Théodore Rousseau The voice of the Forest

Théodore Rousseau, La Vallée de Saint-Vincent, 1830, oil on paper laid down on canvas, The National Gallery, London. © The National Gallery, London, United Kingdom

Théodore Rousseau (1812-1867) was the leader of the colony of artists who frequented the village of Barbizon and the forest of Fontainebleau. Spending long hours wandering the forest alone, he sketched on the spot before producing his final works in his studio. Admired by the young Impressionists and the photographers who followed his footsteps through the forest, Rousseau single-handedly embodied the vitality of the landscape school, in the middle of a century marked by the industrial revolution and the rise of the life sciences. The exhibition brings together almost one hundred works from major French museums and other European institutions as well as private collection. These works show the extent to which the artist deserves a significant place in the history of art and landscape, but also reveal the influence his work has had on our contemporary relationship with nature.

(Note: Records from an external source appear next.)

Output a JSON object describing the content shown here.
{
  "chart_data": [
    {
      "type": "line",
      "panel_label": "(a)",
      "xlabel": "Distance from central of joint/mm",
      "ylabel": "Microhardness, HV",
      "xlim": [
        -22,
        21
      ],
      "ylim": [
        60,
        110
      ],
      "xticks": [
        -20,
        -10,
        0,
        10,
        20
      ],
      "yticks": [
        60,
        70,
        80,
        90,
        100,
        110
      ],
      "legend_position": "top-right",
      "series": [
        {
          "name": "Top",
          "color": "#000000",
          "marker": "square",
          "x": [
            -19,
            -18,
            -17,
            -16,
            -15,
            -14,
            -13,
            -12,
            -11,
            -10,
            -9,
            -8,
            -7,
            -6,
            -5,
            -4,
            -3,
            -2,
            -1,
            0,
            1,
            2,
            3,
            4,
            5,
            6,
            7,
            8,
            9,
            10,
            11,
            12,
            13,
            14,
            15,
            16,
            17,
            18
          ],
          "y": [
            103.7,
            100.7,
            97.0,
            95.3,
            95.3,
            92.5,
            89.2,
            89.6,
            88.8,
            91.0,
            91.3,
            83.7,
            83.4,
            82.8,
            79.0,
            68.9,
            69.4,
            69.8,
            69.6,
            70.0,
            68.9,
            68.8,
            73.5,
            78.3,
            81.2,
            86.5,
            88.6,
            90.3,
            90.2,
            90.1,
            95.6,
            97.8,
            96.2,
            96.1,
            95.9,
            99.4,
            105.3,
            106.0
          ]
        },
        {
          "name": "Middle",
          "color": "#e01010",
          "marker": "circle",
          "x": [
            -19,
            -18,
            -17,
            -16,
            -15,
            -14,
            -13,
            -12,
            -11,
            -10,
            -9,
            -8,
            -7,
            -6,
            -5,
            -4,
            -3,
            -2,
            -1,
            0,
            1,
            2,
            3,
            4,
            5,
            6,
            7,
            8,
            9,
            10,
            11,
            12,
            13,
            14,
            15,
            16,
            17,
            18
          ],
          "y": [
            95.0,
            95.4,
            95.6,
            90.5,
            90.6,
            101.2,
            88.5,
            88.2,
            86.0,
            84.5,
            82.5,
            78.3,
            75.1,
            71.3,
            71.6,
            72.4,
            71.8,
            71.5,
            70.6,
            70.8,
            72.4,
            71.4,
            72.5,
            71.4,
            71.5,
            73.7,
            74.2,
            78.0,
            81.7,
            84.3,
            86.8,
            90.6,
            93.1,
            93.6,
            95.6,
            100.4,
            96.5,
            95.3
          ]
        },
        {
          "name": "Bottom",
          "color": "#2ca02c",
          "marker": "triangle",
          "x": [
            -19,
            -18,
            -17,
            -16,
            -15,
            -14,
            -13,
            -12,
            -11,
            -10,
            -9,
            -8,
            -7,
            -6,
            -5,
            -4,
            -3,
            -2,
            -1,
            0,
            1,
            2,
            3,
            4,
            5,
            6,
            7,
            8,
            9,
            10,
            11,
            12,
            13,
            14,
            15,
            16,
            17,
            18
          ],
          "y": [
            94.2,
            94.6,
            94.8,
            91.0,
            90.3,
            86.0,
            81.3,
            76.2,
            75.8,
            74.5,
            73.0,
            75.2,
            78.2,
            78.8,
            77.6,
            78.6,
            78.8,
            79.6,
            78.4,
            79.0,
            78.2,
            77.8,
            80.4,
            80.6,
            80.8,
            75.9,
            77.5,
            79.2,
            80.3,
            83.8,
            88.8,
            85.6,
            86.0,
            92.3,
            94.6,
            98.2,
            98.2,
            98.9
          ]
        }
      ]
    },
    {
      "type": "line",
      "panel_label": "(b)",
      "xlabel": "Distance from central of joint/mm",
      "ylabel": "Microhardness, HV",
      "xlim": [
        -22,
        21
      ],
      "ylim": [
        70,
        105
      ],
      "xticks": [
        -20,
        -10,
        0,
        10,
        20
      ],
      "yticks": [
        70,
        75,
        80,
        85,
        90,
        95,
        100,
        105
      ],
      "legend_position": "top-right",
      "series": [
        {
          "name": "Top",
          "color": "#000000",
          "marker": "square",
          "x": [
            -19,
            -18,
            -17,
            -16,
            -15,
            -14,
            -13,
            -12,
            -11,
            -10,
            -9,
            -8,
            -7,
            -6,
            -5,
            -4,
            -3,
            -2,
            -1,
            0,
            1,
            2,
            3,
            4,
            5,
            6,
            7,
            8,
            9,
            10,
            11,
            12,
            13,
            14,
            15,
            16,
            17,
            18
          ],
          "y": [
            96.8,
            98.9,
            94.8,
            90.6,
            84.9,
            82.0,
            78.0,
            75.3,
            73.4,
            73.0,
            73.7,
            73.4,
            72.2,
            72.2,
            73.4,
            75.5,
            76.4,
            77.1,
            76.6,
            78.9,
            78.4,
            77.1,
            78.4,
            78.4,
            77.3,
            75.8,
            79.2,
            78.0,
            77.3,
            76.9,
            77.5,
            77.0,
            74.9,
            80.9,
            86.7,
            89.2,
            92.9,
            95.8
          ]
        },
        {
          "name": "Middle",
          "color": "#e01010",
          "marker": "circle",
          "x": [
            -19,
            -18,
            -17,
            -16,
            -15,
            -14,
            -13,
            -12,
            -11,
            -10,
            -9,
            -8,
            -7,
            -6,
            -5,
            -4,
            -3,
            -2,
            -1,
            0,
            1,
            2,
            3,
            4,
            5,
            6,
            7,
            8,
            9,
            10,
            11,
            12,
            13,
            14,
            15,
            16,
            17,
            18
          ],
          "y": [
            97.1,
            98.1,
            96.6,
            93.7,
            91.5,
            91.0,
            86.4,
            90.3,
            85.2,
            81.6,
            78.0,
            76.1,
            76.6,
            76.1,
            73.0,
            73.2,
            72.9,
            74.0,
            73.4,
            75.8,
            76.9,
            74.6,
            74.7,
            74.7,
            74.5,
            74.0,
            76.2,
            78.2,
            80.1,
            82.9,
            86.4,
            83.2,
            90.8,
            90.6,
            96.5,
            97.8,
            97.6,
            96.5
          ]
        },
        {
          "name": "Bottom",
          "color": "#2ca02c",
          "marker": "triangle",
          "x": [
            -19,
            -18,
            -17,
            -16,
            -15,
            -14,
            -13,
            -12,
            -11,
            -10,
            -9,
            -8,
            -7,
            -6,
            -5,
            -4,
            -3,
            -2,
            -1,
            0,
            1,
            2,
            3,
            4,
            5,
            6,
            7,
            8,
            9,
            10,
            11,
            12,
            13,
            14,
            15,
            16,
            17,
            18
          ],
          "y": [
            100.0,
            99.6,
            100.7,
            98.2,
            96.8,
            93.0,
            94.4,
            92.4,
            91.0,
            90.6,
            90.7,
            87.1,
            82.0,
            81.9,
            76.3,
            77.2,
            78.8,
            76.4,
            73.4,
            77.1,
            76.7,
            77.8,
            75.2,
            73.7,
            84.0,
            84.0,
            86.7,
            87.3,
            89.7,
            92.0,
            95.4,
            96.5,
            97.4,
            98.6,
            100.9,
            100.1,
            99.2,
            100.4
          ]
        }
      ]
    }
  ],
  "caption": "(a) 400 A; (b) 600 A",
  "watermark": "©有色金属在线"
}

Rousseau’s love of nature soon turned into a battle, and for this reason, he can be considered a true proto-ecologist: along with other artists and writers, The focus he shined on Fontainebleau led to the protection of part of it under the name of the famous "artistic reserves" (1853), a first in a world in the throes of industrialisation.

Both a romantic and a realist, Rousseau aspired to capture the harmony of the world, by mixing his soul with it. He blurred the boundaries between painting and drawing, between sketch and finished work. He experimented, adding matter and tirelessly retouching his canvases, going so far as to overload them to bring out the life of the forests. As Baudelaire wrote, he was a "naturalist constantly drawn towards the ideal", and played a fundamental role in establishing a new French school of landscape painting in the mid-nineteenth century, paving the way for Impressionism.